Ringfort (Rath), Ballinkeeny, Co. Westmeath
Co. Westmeath |
Ringforts
What was once a functioning early medieval settlement on a gentle rise in County Westmeath is now, in the most literal sense, no longer there.
The ringfort at Ballinkeeny has been levelled, its earthworks replaced by a modern quarry that occupies the very ground where the monument once stood. It is a fairly stark example of something that happened across Ireland with some regularity during the twentieth century, as land use shifted and the low, grassy banks of a rath, the Irish term for a roughly circular earthwork enclosure used as a farmstead from roughly the fifth to the twelfth century, were seen as obstacles rather than antiquities.
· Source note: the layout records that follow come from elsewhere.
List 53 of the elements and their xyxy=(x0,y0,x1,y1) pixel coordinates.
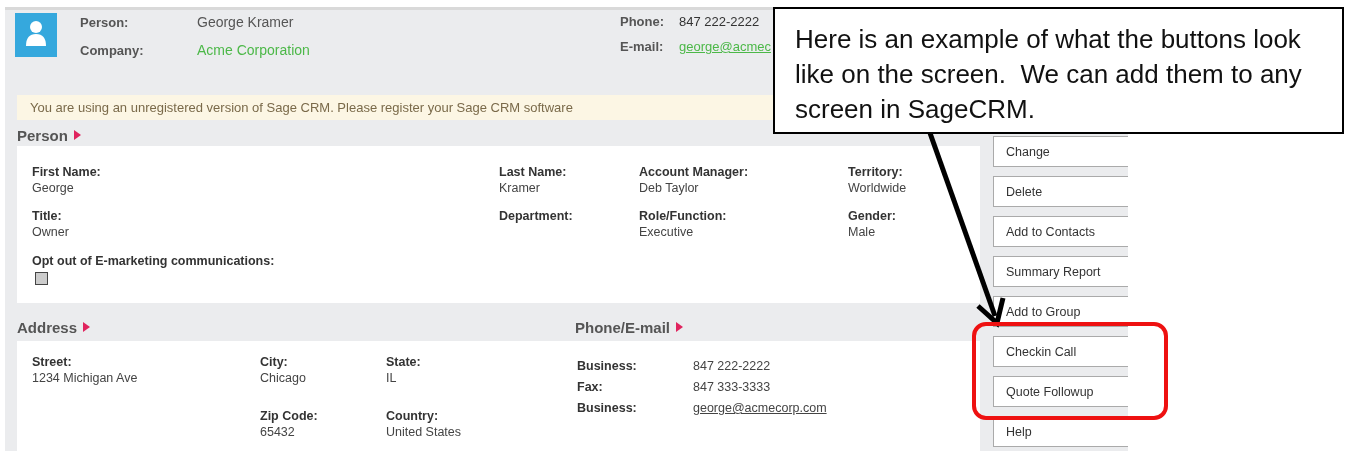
field-value: Worldwide xyxy=(848,181,908,195)
field-value: Deb Taylor xyxy=(639,181,700,195)
field-label: Department: xyxy=(499,209,574,224)
action-button[interactable]: Quote Followup xyxy=(993,376,1128,407)
field-value: IL xyxy=(386,371,398,385)
field-value: 65432 xyxy=(260,424,296,439)
field-label: Phone: xyxy=(620,14,666,29)
field-value: Owner xyxy=(32,225,70,240)
field-value: 847 333-3333 xyxy=(693,380,772,394)
action-button[interactable]: Checkin Call xyxy=(993,336,1128,367)
field-value: 1234 Michigan Ave xyxy=(32,371,139,385)
field-label: Country: xyxy=(386,408,440,423)
field-label: Territory: xyxy=(848,165,904,179)
field-value: United States xyxy=(386,424,463,439)
section-title[interactable]: Phone/E-mail xyxy=(575,318,671,336)
email-link[interactable]: george@acmecorp.com xyxy=(693,401,827,415)
field-value: 847 222-2222 xyxy=(693,359,772,373)
field-label: State: xyxy=(386,355,422,369)
field-value: Executive xyxy=(639,225,695,240)
field-label: Business: xyxy=(577,359,638,373)
caret-icon xyxy=(676,322,684,332)
person-avatar-icon xyxy=(15,13,57,57)
caret-icon xyxy=(73,130,81,140)
field-value: George Kramer xyxy=(197,14,294,30)
field-label: Last Name: xyxy=(499,165,568,179)
callout-box: Here is an example of what the buttons look like on the screen. We can add them to any screen in SageCRM. xyxy=(773,7,1344,134)
field-value: Chicago xyxy=(260,371,307,385)
action-button[interactable]: Change xyxy=(993,136,1128,167)
field-label: Zip Code: xyxy=(260,408,319,423)
field-label: E-mail: xyxy=(620,39,665,54)
field-label: Role/Function: xyxy=(639,209,728,224)
field-label: Business: xyxy=(577,401,638,415)
action-button[interactable]: Delete xyxy=(993,176,1128,207)
field-label: Company: xyxy=(80,43,145,58)
action-button[interactable]: Summary Report xyxy=(993,256,1128,287)
field-value: Kramer xyxy=(499,181,541,195)
field-value: Male xyxy=(848,225,877,240)
field-label: Person: xyxy=(80,15,130,30)
field-label: Fax: xyxy=(577,380,604,394)
field-label: City: xyxy=(260,355,289,369)
caret-icon xyxy=(83,322,91,332)
field-label: Street: xyxy=(32,355,73,369)
field-label: Title: xyxy=(32,209,63,224)
section-title[interactable]: Person xyxy=(17,126,68,144)
field-value: George xyxy=(32,181,75,195)
field-label: First Name: xyxy=(32,165,102,179)
checkbox[interactable] xyxy=(35,271,48,285)
action-button[interactable]: Add to Contacts xyxy=(993,216,1128,247)
field-value: 847 222-2222 xyxy=(679,14,760,29)
field-label: Opt out of E-marketing communications: xyxy=(32,253,276,268)
field-label: Gender: xyxy=(848,209,897,224)
section-title[interactable]: Address xyxy=(17,318,78,336)
field-label: Account Manager: xyxy=(639,165,750,179)
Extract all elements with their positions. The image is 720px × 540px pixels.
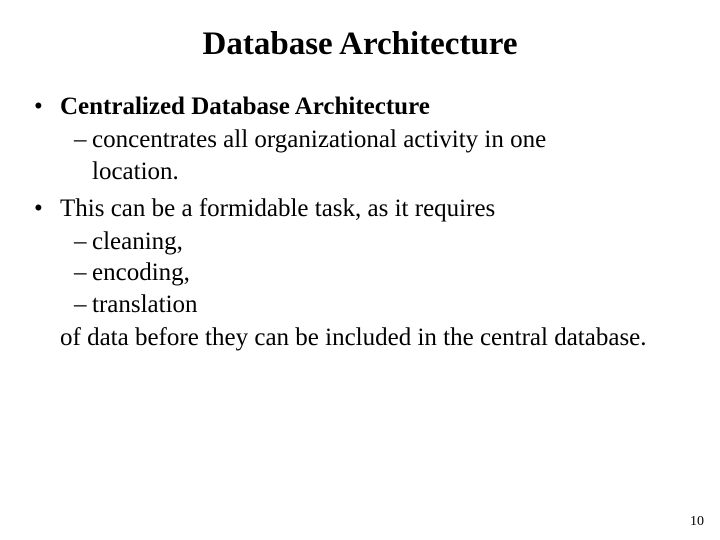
sub-bullet-item: – concentrates all organizational activi…	[30, 124, 690, 187]
sub-bullet-marker: –	[74, 257, 92, 288]
sub-bullet-text: concentrates all organizational activity…	[92, 124, 690, 187]
sub-bullet-text: translation	[92, 289, 690, 320]
slide-title: Database Architecture	[30, 26, 690, 63]
sub-bullet-marker: –	[74, 226, 92, 257]
bullet-marker: •	[30, 91, 60, 122]
page-number: 10	[690, 514, 704, 530]
sub-bullet-item: – translation	[30, 289, 690, 320]
trailing-text: of data before they can be included in t…	[30, 322, 690, 353]
sub-bullet-marker: –	[74, 124, 92, 155]
bullet-item: • Centralized Database Architecture	[30, 91, 690, 122]
bullet-text: This can be a formidable task, as it req…	[60, 193, 690, 224]
sub-bullet-text: encoding,	[92, 257, 690, 288]
slide-content: • Centralized Database Architecture – co…	[30, 91, 690, 353]
bullet-marker: •	[30, 193, 60, 224]
sub-bullet-marker: –	[74, 289, 92, 320]
sub-bullet-item: – cleaning,	[30, 226, 690, 257]
sub-bullet-item: – encoding,	[30, 257, 690, 288]
bullet-text: Centralized Database Architecture	[60, 91, 690, 122]
bullet-item: • This can be a formidable task, as it r…	[30, 193, 690, 224]
sub-bullet-text: cleaning,	[92, 226, 690, 257]
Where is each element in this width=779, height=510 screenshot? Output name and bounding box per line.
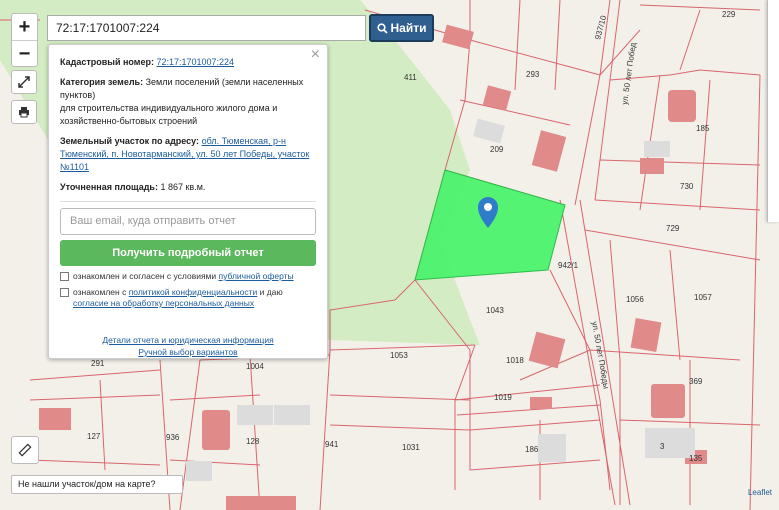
offer-consent: ознакомлен и согласен с условиями публич… (60, 271, 316, 282)
privacy-checkbox[interactable] (60, 288, 69, 297)
area-value: 1 867 кв.м. (160, 182, 206, 192)
print-button[interactable] (11, 100, 37, 124)
close-icon[interactable]: × (311, 47, 320, 63)
plot-label-229: 229 (722, 10, 736, 19)
plot-label-1043: 1043 (486, 306, 504, 315)
plot-label-936: 936 (166, 433, 180, 442)
search-button-label: Найти (390, 21, 427, 35)
privacy-link[interactable]: политикой конфиденциальности (129, 287, 258, 297)
offer-consent-label: ознакомлен и согласен с условиями публич… (73, 271, 294, 281)
search-button[interactable]: Найти (369, 14, 434, 42)
cadastral-search-input[interactable]: 72:17:1701007:224 (47, 15, 366, 41)
address-label: Земельный участок по адресу: (60, 136, 200, 146)
ruler-icon (18, 443, 32, 457)
purpose-text: для строительства индивидуального жилого… (60, 103, 278, 126)
popup-links: Детали отчета и юридическая информация Р… (60, 334, 316, 358)
plot-label-209: 209 (490, 145, 504, 154)
offer-link[interactable]: публичной оферты (219, 271, 294, 281)
expand-icon (18, 76, 30, 88)
plot-label-127: 127 (87, 432, 101, 441)
plot-label-3: 3 (660, 442, 665, 451)
data-processing-link[interactable]: согласие на обработку персональных данны… (73, 298, 254, 308)
plot-label-1056: 1056 (626, 295, 644, 304)
manual-selection-link[interactable]: Ручной выбор вариантов (138, 347, 237, 357)
category-label: Категория земель: (60, 77, 144, 87)
not-found-button[interactable]: Не нашли участок/дом на карте? (11, 475, 183, 494)
plot-label-730: 730 (680, 182, 694, 191)
measure-button[interactable] (11, 436, 39, 464)
zoom-control: + − (11, 13, 38, 67)
divider (60, 201, 316, 202)
area-row: Уточненная площадь: 1 867 кв.м. (60, 181, 316, 194)
plot-label-1004: 1004 (246, 362, 264, 371)
leaflet-attribution[interactable]: Leaflet (748, 488, 772, 497)
search-input-value: 72:17:1701007:224 (56, 21, 160, 35)
plot-label-411: 411 (404, 73, 417, 82)
report-button-label: Получить подробный отчет (112, 246, 264, 259)
plot-label-1031: 1031 (402, 443, 420, 452)
layers-panel[interactable] (767, 0, 779, 222)
address-row: Земельный участок по адресу: обл. Тюменс… (60, 135, 316, 174)
offer-checkbox[interactable] (60, 272, 69, 281)
plot-label-1018: 1018 (506, 356, 524, 365)
zoom-out-button[interactable]: − (12, 40, 37, 66)
not-found-label: Не нашли участок/дом на карте? (18, 479, 156, 489)
plot-info-popup: × Кадастровый номер: 72:17:1701007:224 К… (48, 44, 328, 359)
area-label: Уточненная площадь: (60, 182, 158, 192)
plot-label-1019: 1019 (494, 393, 512, 402)
email-placeholder: Ваш email, куда отправить отчет (70, 215, 236, 227)
printer-icon (19, 107, 29, 118)
plot-label-128: 128 (246, 437, 260, 446)
privacy-consent-label: ознакомлен с политикой конфиденциальност… (73, 287, 283, 308)
plot-label-942: 942/1 (558, 261, 579, 270)
plot-label-185: 185 (696, 124, 710, 133)
plot-label-941: 941 (325, 440, 339, 449)
privacy-consent: ознакомлен с политикой конфиденциальност… (60, 287, 316, 309)
plot-label-135: 135 (689, 454, 703, 463)
details-link[interactable]: Детали отчета и юридическая информация (102, 335, 273, 345)
plot-label-369: 369 (689, 377, 703, 386)
cadastral-label: Кадастровый номер: (60, 57, 154, 67)
plot-label-186: 186 (525, 445, 539, 454)
search-icon (376, 22, 388, 34)
fullscreen-button[interactable] (11, 70, 37, 94)
plot-label-729: 729 (666, 224, 680, 233)
plot-label-293: 293 (526, 70, 540, 79)
plot-label-291: 291 (91, 359, 105, 368)
plot-label-1057: 1057 (694, 293, 712, 302)
cadastral-row: Кадастровый номер: 72:17:1701007:224 (60, 56, 316, 69)
cadastral-link[interactable]: 72:17:1701007:224 (156, 57, 234, 67)
category-row: Категория земель: Земли поселений (земли… (60, 76, 316, 128)
plot-label-1053: 1053 (390, 351, 408, 360)
email-field[interactable]: Ваш email, куда отправить отчет (60, 208, 316, 235)
get-report-button[interactable]: Получить подробный отчет (60, 240, 316, 266)
zoom-in-button[interactable]: + (12, 14, 37, 40)
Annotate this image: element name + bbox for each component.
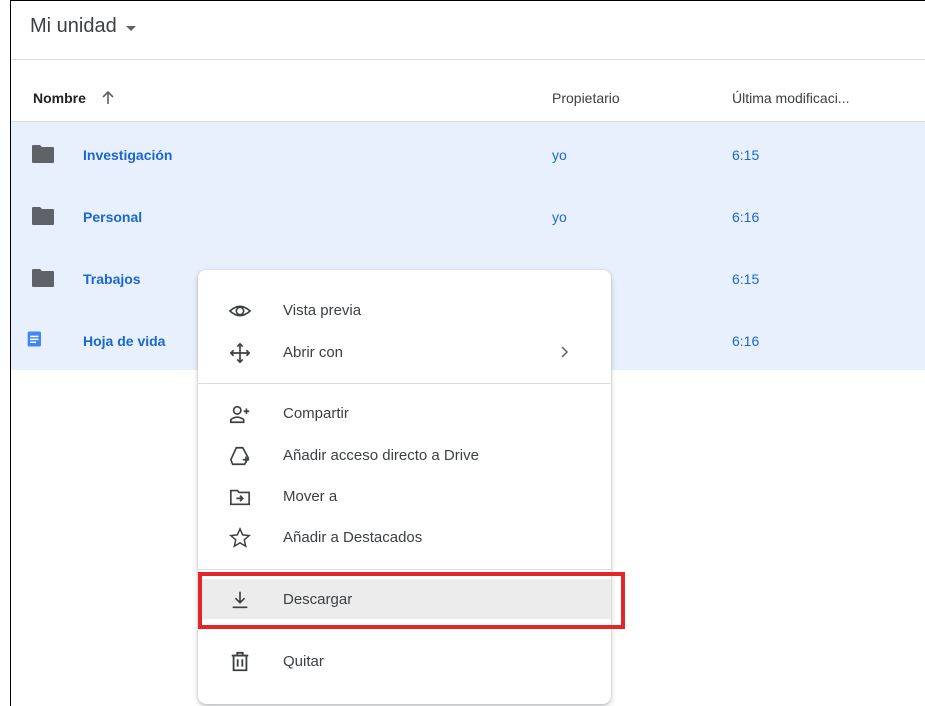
file-row[interactable]: Personal yo 6:16	[11, 184, 925, 246]
menu-item-download[interactable]: Descargar	[198, 579, 611, 619]
file-owner: yo	[552, 147, 567, 163]
google-doc-icon	[27, 331, 41, 347]
menu-item-label: Vista previa	[283, 302, 362, 319]
menu-item-add-starred[interactable]: Añadir a Destacados	[198, 518, 611, 556]
location-dropdown[interactable]: Mi unidad	[30, 15, 136, 38]
menu-divider	[198, 569, 611, 570]
context-menu: Vista previa Abrir con Compartir Añadir …	[198, 270, 611, 704]
file-modified: 6:16	[732, 333, 760, 349]
column-header-modified[interactable]: Última modificaci...	[732, 90, 849, 106]
move-arrows-icon	[229, 342, 251, 364]
file-modified: 6:15	[732, 271, 760, 287]
file-name[interactable]: Hoja de vida	[83, 333, 165, 349]
page-title: Mi unidad	[30, 15, 117, 37]
file-name[interactable]: Trabajos	[83, 271, 141, 287]
download-icon	[232, 591, 248, 609]
menu-item-add-shortcut[interactable]: Añadir acceso directo a Drive	[198, 436, 611, 474]
file-name[interactable]: Personal	[83, 209, 142, 225]
menu-divider	[198, 627, 611, 628]
menu-item-label: Añadir a Destacados	[283, 529, 423, 546]
file-name[interactable]: Investigación	[83, 147, 172, 163]
file-owner: yo	[552, 209, 567, 225]
menu-item-share[interactable]: Compartir	[198, 394, 611, 432]
column-header-name-label: Nombre	[33, 90, 86, 106]
table-header: Nombre Propietario Última modificaci...	[11, 60, 925, 122]
folder-icon	[32, 269, 54, 287]
chevron-right-icon	[561, 346, 569, 358]
menu-item-label: Compartir	[283, 405, 349, 422]
column-header-name[interactable]: Nombre	[33, 90, 116, 106]
move-folder-icon	[230, 489, 250, 506]
menu-divider	[198, 383, 611, 384]
menu-item-label: Quitar	[283, 653, 324, 670]
star-icon	[229, 527, 251, 548]
folder-icon	[32, 145, 54, 163]
trash-icon	[231, 651, 249, 672]
file-modified: 6:15	[732, 147, 760, 163]
menu-item-label: Abrir con	[283, 344, 344, 361]
column-header-owner[interactable]: Propietario	[552, 90, 620, 106]
drive-shortcut-icon	[229, 446, 250, 466]
menu-item-label: Añadir acceso directo a Drive	[283, 447, 479, 464]
file-row[interactable]: Investigación yo 6:15	[11, 122, 925, 184]
caret-down-icon	[125, 25, 136, 31]
menu-item-label: Descargar	[283, 591, 353, 608]
menu-item-remove[interactable]: Quitar	[198, 642, 611, 680]
menu-item-preview[interactable]: Vista previa	[198, 291, 611, 329]
folder-icon	[32, 207, 54, 225]
file-modified: 6:16	[732, 209, 760, 225]
sort-arrow-up-icon[interactable]	[100, 90, 116, 106]
menu-item-move-to[interactable]: Mover a	[198, 477, 611, 515]
menu-item-open-with[interactable]: Abrir con	[198, 333, 611, 371]
eye-icon	[229, 305, 251, 317]
menu-item-label: Mover a	[283, 488, 338, 505]
add-person-icon	[230, 405, 250, 424]
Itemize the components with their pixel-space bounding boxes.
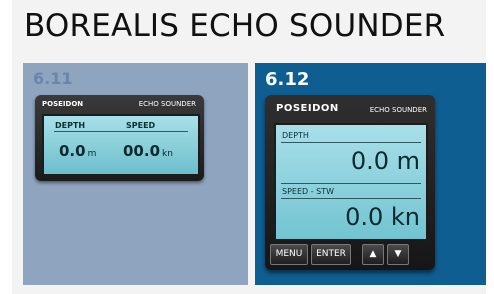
version-panel-612[interactable]: 6.12 POSEIDON ECHO SOUNDER DEPTH 0.0 m S… bbox=[255, 63, 486, 285]
depth-label: DEPTH bbox=[55, 121, 86, 130]
speed-value: 0.0 kn bbox=[345, 203, 420, 231]
divider bbox=[281, 142, 421, 143]
speed-unit: kn bbox=[162, 149, 173, 159]
lcd-screen: DEPTH SPEED 0.0 m 00.0 kn bbox=[42, 114, 200, 176]
echo-sounder-device: POSEIDON ECHO SOUNDER DEPTH SPEED 0.0 m 0… bbox=[35, 95, 204, 181]
echo-sounder-device: POSEIDON ECHO SOUNDER DEPTH 0.0 m SPEED … bbox=[265, 95, 435, 270]
model-label: ECHO SOUNDER bbox=[138, 100, 196, 108]
depth-label: DEPTH bbox=[282, 131, 309, 140]
up-arrow-button[interactable]: ▲ bbox=[362, 244, 384, 265]
speed-label: SPEED - STW bbox=[282, 187, 335, 196]
bottom-strip bbox=[23, 285, 486, 294]
depth-value: 0.0 bbox=[59, 142, 86, 160]
model-label: ECHO SOUNDER bbox=[369, 106, 427, 114]
lcd-screen: DEPTH 0.0 m SPEED - STW 0.0 kn bbox=[274, 123, 428, 241]
brand-label: POSEIDON bbox=[42, 100, 84, 108]
down-arrow-button[interactable]: ▼ bbox=[387, 244, 409, 265]
version-label: 6.11 bbox=[33, 69, 73, 88]
divider bbox=[281, 183, 421, 184]
menu-button[interactable]: MENU bbox=[270, 244, 308, 265]
depth-unit: m bbox=[87, 149, 97, 159]
version-panel-611[interactable]: 6.11 POSEIDON ECHO SOUNDER DEPTH SPEED 0… bbox=[23, 63, 248, 285]
depth-readout: 0.0 m bbox=[59, 142, 96, 160]
speed-label: SPEED bbox=[126, 121, 156, 130]
version-label: 6.12 bbox=[265, 69, 310, 90]
depth-value: 0.0 m bbox=[350, 147, 420, 175]
divider bbox=[54, 131, 188, 132]
divider bbox=[281, 198, 421, 199]
speed-value: 00.0 bbox=[123, 142, 161, 160]
brand-label: POSEIDON bbox=[276, 103, 339, 114]
speed-readout: 00.0 kn bbox=[123, 142, 173, 160]
page-title: BOREALIS ECHO SOUNDER bbox=[24, 8, 446, 44]
enter-button[interactable]: ENTER bbox=[311, 244, 351, 265]
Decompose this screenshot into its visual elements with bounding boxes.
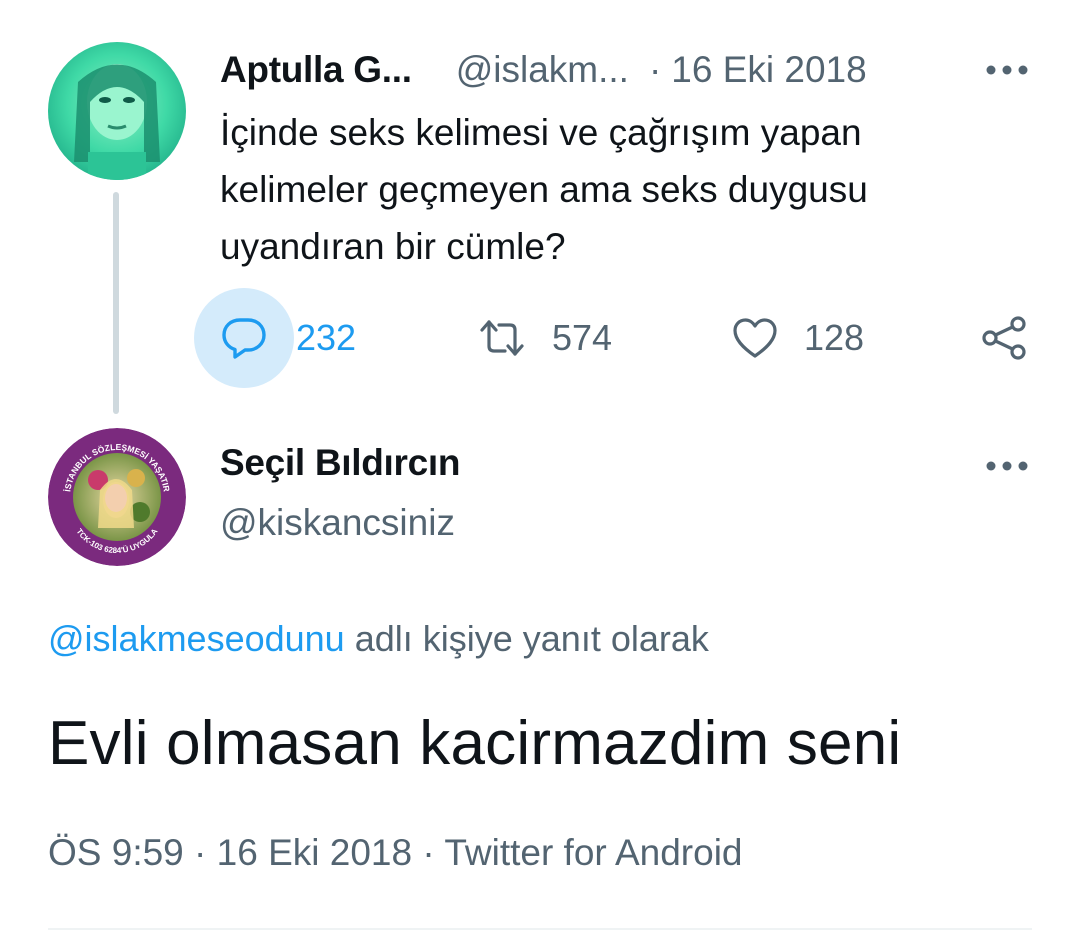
parent-tweet-date[interactable]: 16 Eki 2018 (671, 49, 866, 91)
reply-hover-highlight (194, 288, 294, 388)
parent-more-button[interactable] (984, 52, 1030, 88)
parent-tweet-header: Aptulla G... @islakm... · 16 Eki 2018 (220, 44, 1030, 96)
reply-button[interactable]: 232 (194, 288, 356, 388)
reply-author-name[interactable]: Seçil Bıldırcın (220, 442, 461, 484)
avatar-badge-photo: İSTANBUL SÖZLEŞMESİ YAŞATIR TCK-103 6284… (48, 428, 186, 566)
header-separator: · (648, 49, 662, 90)
replying-to-line: @islakmeseodunu adlı kişiye yanıt olarak (48, 618, 709, 660)
meta-separator: · (422, 832, 445, 873)
reply-count: 232 (296, 317, 357, 358)
share-button[interactable] (980, 288, 1028, 388)
tweet-time[interactable]: ÖS 9:59 (48, 832, 184, 873)
parent-tweet-actions: 232 574 128 (194, 288, 1034, 388)
share-icon (982, 316, 1026, 360)
replying-to-mention[interactable]: @islakmeseodunu (48, 618, 345, 659)
parent-author-handle[interactable]: @islakm... (456, 49, 629, 91)
reply-author-handle[interactable]: @kiskancsiniz (220, 502, 455, 544)
reply-tweet-text: Evli olmasan kacirmazdim seni (48, 709, 902, 778)
reply-bubble-icon (222, 318, 266, 359)
more-horizontal-icon (986, 65, 1028, 75)
like-button[interactable]: 128 (732, 288, 864, 388)
parent-tweet-text: İçinde seks kelimesi ve çağrışım yapan k… (220, 112, 868, 267)
reply-more-button[interactable] (984, 448, 1030, 484)
retweet-count: 574 (552, 317, 613, 358)
more-horizontal-icon (986, 461, 1028, 471)
retweet-icon (480, 320, 524, 356)
divider (48, 928, 1032, 930)
meta-separator: · (194, 832, 217, 873)
tweet-source[interactable]: Twitter for Android (444, 832, 742, 873)
avatar-photo (48, 42, 186, 180)
like-count: 128 (804, 317, 865, 358)
parent-author-avatar[interactable] (48, 42, 186, 180)
tweet-meta: ÖS 9:59 · 16 Eki 2018 · Twitter for Andr… (48, 832, 743, 874)
thread-connector-line (113, 192, 119, 414)
heart-icon (733, 318, 777, 358)
parent-author-name[interactable]: Aptulla G... (220, 49, 412, 91)
reply-author-avatar[interactable]: İSTANBUL SÖZLEŞMESİ YAŞATIR TCK-103 6284… (48, 428, 186, 566)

What makes Ballinkeeny particularly interesting, despite the loss of the central enclosure, is the complexity of what surrounded it. Immediately to the west lay a large roughly circular area of about fifty-five metres in diameter, enclosed by a low bank, with what appears to have been a house site at its centre. A second possible house site adjoined the ringfort bank to the west-southwest, and a rectangular structure that may also have been a house site sat just outside the bank to the east. This kind of cluster, a principal enclosure accompanied by satellite structures and associated habitation areas, is not unusual in the ringfort tradition, and it suggests that Ballinkeeny was once a reasonably substantial rural settlement rather than a simple single-family enclosure. Old field boundaries have also encroached on the site from the south, west, and north, layering later agricultural patterns across what remains of the earlier landscape. The site commands wide views of the surrounding countryside, which would have been a practical consideration for whoever originally chose the location.